Tracey and Susie have recently been joined by their friend Mary, who now lives with them too. They are each free to pursue romantic and sexual relationships with other people if they’d like to, which Tracey says is “nice if it happens” but not something that she actively seeks out or needs.
This type of love can be defined as “being love”, says Dr Franco. “Being love is: I have a full self, and I’m loving you because you add something more to my life above and beyond that, and I don’t have to need you. You don’t have to fulfil something in me.”
Deficit-based love, on the other hand, makes us feel that a love compensates for something we lack in ourselves.
Feeling pressured to find fulfilment via sex and romance could fall under the umbrella of deficit-based love—and this can feel so intense and urgent because your sense of self is literally on the line, Dr Franco adds.
“You’re always trying to be chosen. You’re always side-lining yourself,” says Deidre. “I thought that was the only way I could be fulfilled, that I needed to latch onto a romantic partner to have any sense of self-worth.”
When she met Chiderah, Deidre realised how much strength and beauty she could find in a love that existed outside these expectations.

Breaking from tradition

Chiderah proposed to Deirdre after the two found a platonic soulmate in each other
Tracey, Deidre, and Chiderah all agree that their relationships have helped them to move away from restrictive ideas of what life is supposed to look like.
Being aware that there are other options is probably why so many people are now interested in platonic partnerships, adds Tracey.
For example, the idea that we should seek out “the one” who must be everything to us—lover, best friend, partner—can draw our focus away from what we actually want from our relationships.
“There aren't a huge amount of relationships where everything works,” says Tracey. “If we’re more open-minded, we can separate the different strands of who we are and what we might want from people.”
This might look like several close platonic friendships alongside a primary romantic one, vice versa, or not wanting sex or romance at all—the key is that we each get to choose based on works best for us.
“It’s literally the bedrock of society: white, Christian, two and a half kids, white picket fence house.
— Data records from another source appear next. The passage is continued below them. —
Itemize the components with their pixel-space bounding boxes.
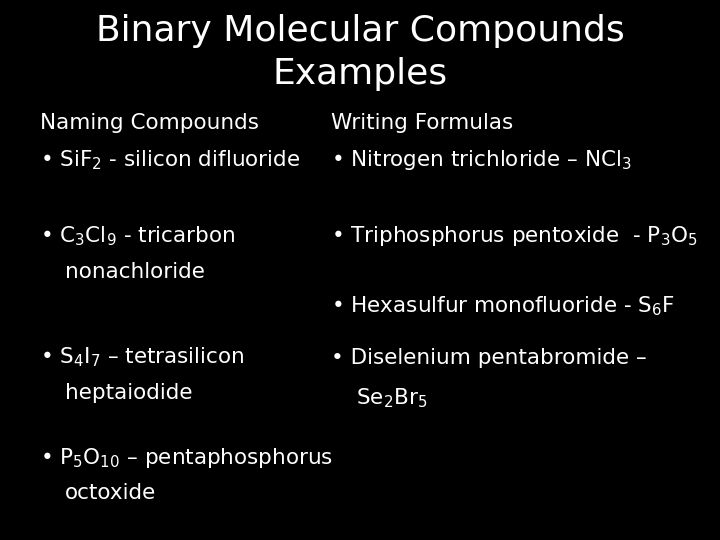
Text: Binary Molecular Compounds: Binary Molecular Compounds [96, 14, 624, 48]
Text: nonachloride: nonachloride [65, 262, 204, 282]
Text: heptaiodide: heptaiodide [65, 383, 192, 403]
Text: • Triphosphorus pentoxide  - P$_3$O$_5$: • Triphosphorus pentoxide - P$_3$O$_5$ [331, 224, 698, 248]
Text: Naming Compounds: Naming Compounds [40, 113, 258, 133]
Text: Writing Formulas: Writing Formulas [331, 113, 513, 133]
Text: • Hexasulfur monofluoride - S$_6$F: • Hexasulfur monofluoride - S$_6$F [331, 294, 675, 318]
Text: • P$_5$O$_{10}$ – pentaphosphorus: • P$_5$O$_{10}$ – pentaphosphorus [40, 446, 333, 469]
Text: • S$_4$I$_7$ – tetrasilicon: • S$_4$I$_7$ – tetrasilicon [40, 346, 244, 369]
Text: Se$_2$Br$_5$: Se$_2$Br$_5$ [356, 386, 428, 410]
Text: • C$_3$Cl$_9$ - tricarbon: • C$_3$Cl$_9$ - tricarbon [40, 224, 235, 248]
Text: • SiF$_2$ - silicon difluoride: • SiF$_2$ - silicon difluoride [40, 148, 300, 172]
Text: octoxide: octoxide [65, 483, 156, 503]
Text: Examples: Examples [272, 57, 448, 91]
Text: • Diselenium pentabromide –: • Diselenium pentabromide – [331, 348, 647, 368]
Text: • Nitrogen trichloride – NCl$_3$: • Nitrogen trichloride – NCl$_3$ [331, 148, 632, 172]
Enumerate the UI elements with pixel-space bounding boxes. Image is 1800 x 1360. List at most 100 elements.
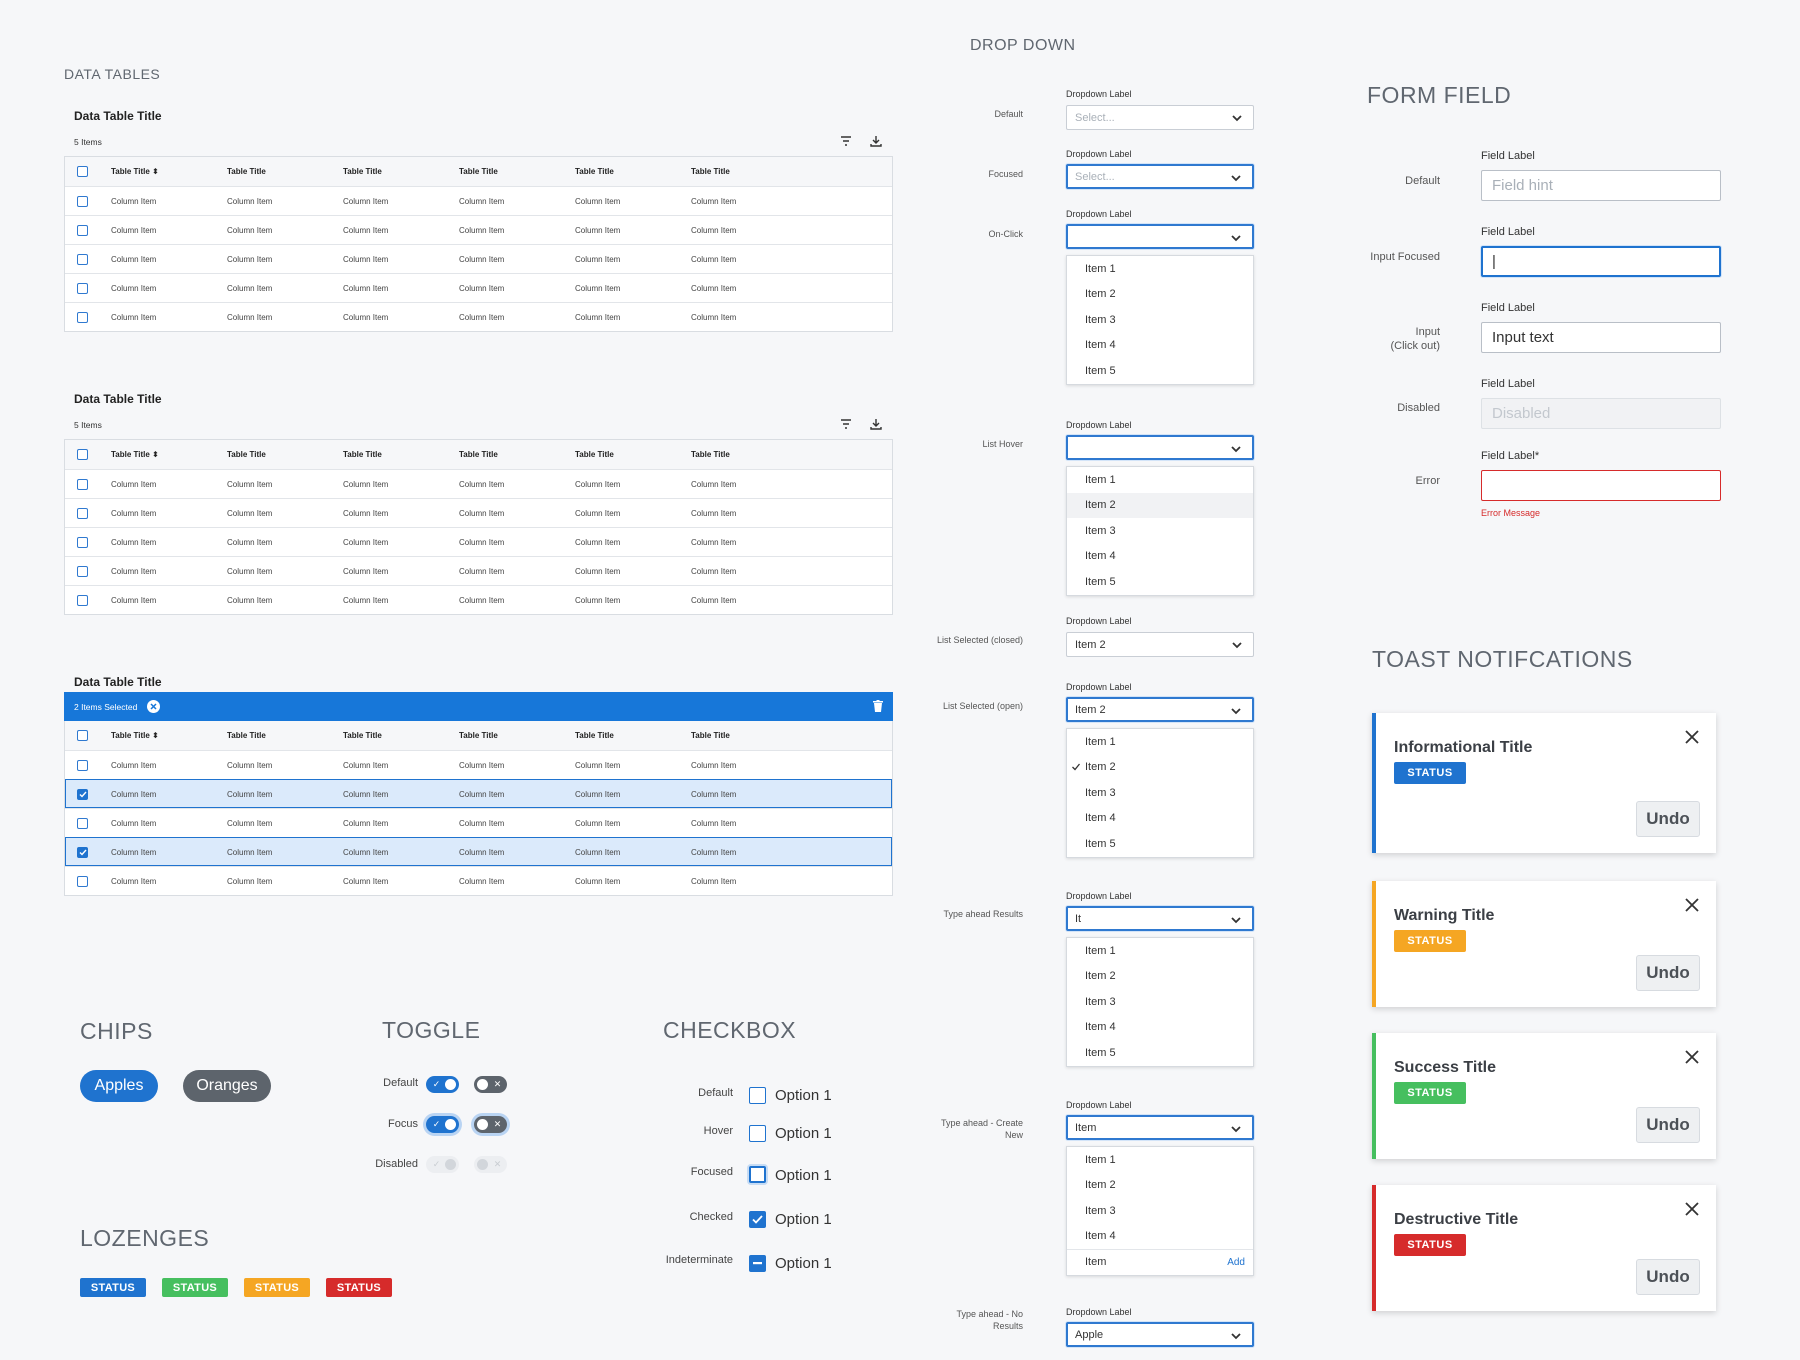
column-header[interactable]: Table Title ⬍ xyxy=(111,167,159,176)
table-row[interactable]: Column Item Column Item Column Item Column … xyxy=(65,186,892,215)
table-row[interactable]: Column Item Column Item Column Item Column … xyxy=(65,808,892,837)
dropdown-option[interactable]: Item 2 xyxy=(1067,755,1253,781)
column-header[interactable]: Table Title ⬍ xyxy=(111,731,159,740)
field-error[interactable] xyxy=(1481,470,1721,501)
column-header[interactable]: Table Title xyxy=(575,731,614,740)
table-row[interactable]: Column Item Column Item Column Item Column … xyxy=(65,527,892,556)
column-header[interactable]: Table Title xyxy=(227,167,266,176)
dropdown-option[interactable]: Item 1 xyxy=(1085,735,1116,748)
row-checkbox[interactable] xyxy=(77,759,88,771)
checkbox-default[interactable] xyxy=(749,1087,766,1104)
dropdown-option[interactable]: Item 2 xyxy=(1085,970,1116,983)
trash-icon[interactable] xyxy=(873,700,883,714)
column-header[interactable]: Table Title xyxy=(691,450,730,459)
filter-icon[interactable] xyxy=(839,417,853,431)
column-header[interactable]: Table Title xyxy=(459,731,498,740)
table-row[interactable]: Column Item Column Item Column Item Column … xyxy=(65,215,892,244)
column-header[interactable]: Table Title xyxy=(343,731,382,740)
dropdown-default[interactable]: Select... xyxy=(1066,105,1254,130)
row-checkbox[interactable] xyxy=(77,195,88,207)
table-row[interactable]: Column Item Column Item Column Item Column … xyxy=(65,498,892,527)
dropdown-option[interactable]: Item 3 xyxy=(1085,313,1116,326)
table-row[interactable]: Column Item Column Item Column Item Column … xyxy=(65,302,892,331)
undo-button[interactable]: Undo xyxy=(1636,1107,1700,1143)
dropdown-selected-open[interactable]: Item 2 xyxy=(1066,697,1254,722)
row-checkbox[interactable] xyxy=(77,788,88,800)
select-all-checkbox[interactable] xyxy=(77,166,88,177)
row-checkbox[interactable] xyxy=(77,875,88,887)
table-row[interactable]: Column Item Column Item Column Item Column … xyxy=(65,750,892,779)
table-row[interactable]: Column Item Column Item Column Item Column … xyxy=(65,779,892,808)
close-icon[interactable] xyxy=(1684,897,1700,913)
dropdown-option[interactable]: Item 2 xyxy=(1085,1179,1116,1192)
checkbox-indeterminate[interactable] xyxy=(749,1255,766,1272)
undo-button[interactable]: Undo xyxy=(1636,801,1700,837)
dropdown-type-ahead-create[interactable]: Item xyxy=(1066,1115,1254,1140)
column-header[interactable]: Table Title xyxy=(459,450,498,459)
dropdown-type-ahead-none[interactable]: Apple xyxy=(1066,1322,1254,1347)
dropdown-option[interactable]: Item 5 xyxy=(1085,837,1116,850)
checkbox-checked[interactable] xyxy=(749,1211,766,1228)
table-row[interactable]: Column Item Column Item Column Item Column … xyxy=(65,556,892,585)
filter-icon[interactable] xyxy=(839,134,853,148)
download-icon[interactable] xyxy=(869,134,883,148)
toggle-off-focus[interactable]: ✕ xyxy=(474,1116,507,1133)
row-checkbox[interactable] xyxy=(77,846,88,858)
row-checkbox[interactable] xyxy=(77,224,88,236)
dropdown-option[interactable]: Item 3 xyxy=(1085,1204,1116,1217)
row-checkbox[interactable] xyxy=(77,507,88,519)
column-header[interactable]: Table Title xyxy=(691,731,730,740)
row-checkbox[interactable] xyxy=(77,536,88,548)
column-header[interactable]: Table Title xyxy=(227,731,266,740)
checkbox-hover[interactable] xyxy=(749,1125,766,1142)
row-checkbox[interactable] xyxy=(77,282,88,294)
field-filled[interactable]: Input text xyxy=(1481,322,1721,353)
dropdown-option[interactable]: Item 1 xyxy=(1085,262,1116,275)
dropdown-option[interactable]: Item 5 xyxy=(1085,1046,1116,1059)
table-row[interactable]: Column Item Column Item Column Item Column … xyxy=(65,273,892,302)
table-row[interactable]: Column Item Column Item Column Item Column … xyxy=(65,244,892,273)
dropdown-type-ahead[interactable]: It xyxy=(1066,906,1254,931)
dropdown-open[interactable] xyxy=(1066,224,1254,249)
column-header[interactable]: Table Title xyxy=(691,167,730,176)
dropdown-option[interactable]: Item 3 xyxy=(1085,786,1116,799)
close-icon[interactable] xyxy=(1684,729,1700,745)
close-icon[interactable] xyxy=(1684,1049,1700,1065)
checkbox-focused[interactable] xyxy=(749,1166,766,1183)
field-default[interactable]: Field hint xyxy=(1481,170,1721,201)
dropdown-focused[interactable]: Select... xyxy=(1066,164,1254,189)
row-checkbox[interactable] xyxy=(77,478,88,490)
dropdown-option[interactable]: Item 5 xyxy=(1085,575,1116,588)
dropdown-option[interactable]: Item 4 xyxy=(1085,812,1116,825)
row-checkbox[interactable] xyxy=(77,594,88,606)
table-row[interactable]: Column Item Column Item Column Item Column … xyxy=(65,469,892,498)
toggle-off[interactable]: ✕ xyxy=(474,1076,507,1093)
dropdown-hover[interactable] xyxy=(1066,435,1254,460)
chip-apples[interactable]: Apples xyxy=(80,1070,158,1102)
dropdown-option[interactable]: Item 4 xyxy=(1085,339,1116,352)
column-header[interactable]: Table Title ⬍ xyxy=(111,450,159,459)
row-checkbox[interactable] xyxy=(77,311,88,323)
toggle-on-focus[interactable]: ✓ xyxy=(426,1116,459,1133)
column-header[interactable]: Table Title xyxy=(459,167,498,176)
table-row[interactable]: Column Item Column Item Column Item Column … xyxy=(65,837,892,866)
dropdown-option[interactable]: Item 1 xyxy=(1085,944,1116,957)
table-row[interactable]: Column Item Column Item Column Item Column … xyxy=(65,585,892,614)
column-header[interactable]: Table Title xyxy=(343,167,382,176)
download-icon[interactable] xyxy=(869,417,883,431)
row-checkbox[interactable] xyxy=(77,817,88,829)
select-all-checkbox[interactable] xyxy=(77,449,88,460)
dropdown-option[interactable]: Item 4 xyxy=(1085,1021,1116,1034)
dropdown-option[interactable]: Item 4 xyxy=(1085,1230,1116,1243)
dropdown-option[interactable]: Item 3 xyxy=(1085,524,1116,537)
dropdown-option[interactable]: Item 3 xyxy=(1085,995,1116,1008)
add-link[interactable]: Add xyxy=(1227,1256,1245,1268)
dropdown-option[interactable]: Item 5 xyxy=(1085,364,1116,377)
dropdown-option[interactable]: Item 1 xyxy=(1085,473,1116,486)
row-checkbox[interactable] xyxy=(77,253,88,265)
row-checkbox[interactable] xyxy=(77,565,88,577)
field-focused[interactable]: | xyxy=(1481,246,1721,277)
undo-button[interactable]: Undo xyxy=(1636,1259,1700,1295)
clear-selection-icon[interactable] xyxy=(147,700,161,713)
select-all-checkbox[interactable] xyxy=(77,730,88,741)
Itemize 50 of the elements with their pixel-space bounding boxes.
It’s so socially ingrained, and you’re jailed to this idea,” says Deidre. “I think we should all construct the communities and households that make us happy. Everybody can have the chosen family of their dreams.”
"There aren't a huge amount of relationships where everything works"
And because women no longer need to rely on men or marriage for things like money or a bank account, they may well turn to relationships that suit them better.
“Now that women don’t need [marriage] to get their basic needs met, they’re able to ask for needs that are higher up on the list, like true emotional connection,” says Dr Franco.
“So now, we can reconfigure all of these other ways that we were told there’s a template for how we can live our lives. And we can ask ourselves: ‘What actually fits?’”
It seems that, in the UK at least, more people are deciding that the path of traditional marriage isn’t for them. Marriage between opposite-sex couples is now on a general decline, with 2018 noting the lowest rates on record.
Growing awareness of non-traditional relationships in a more inclusive and accepting society may well be a contributing factor.
Part of this is finally having the language to recognise what platonic life partners are to each other: not just friends, not lovers, but a distinct connection in themselves.
"It’s amazing to see younger people having this language and these narratives from a more formative age,” says Tracey. “What would it have been to be us, but at a different time? How would we have expressed ourselves? How much stuff could we have cut out in the middle?”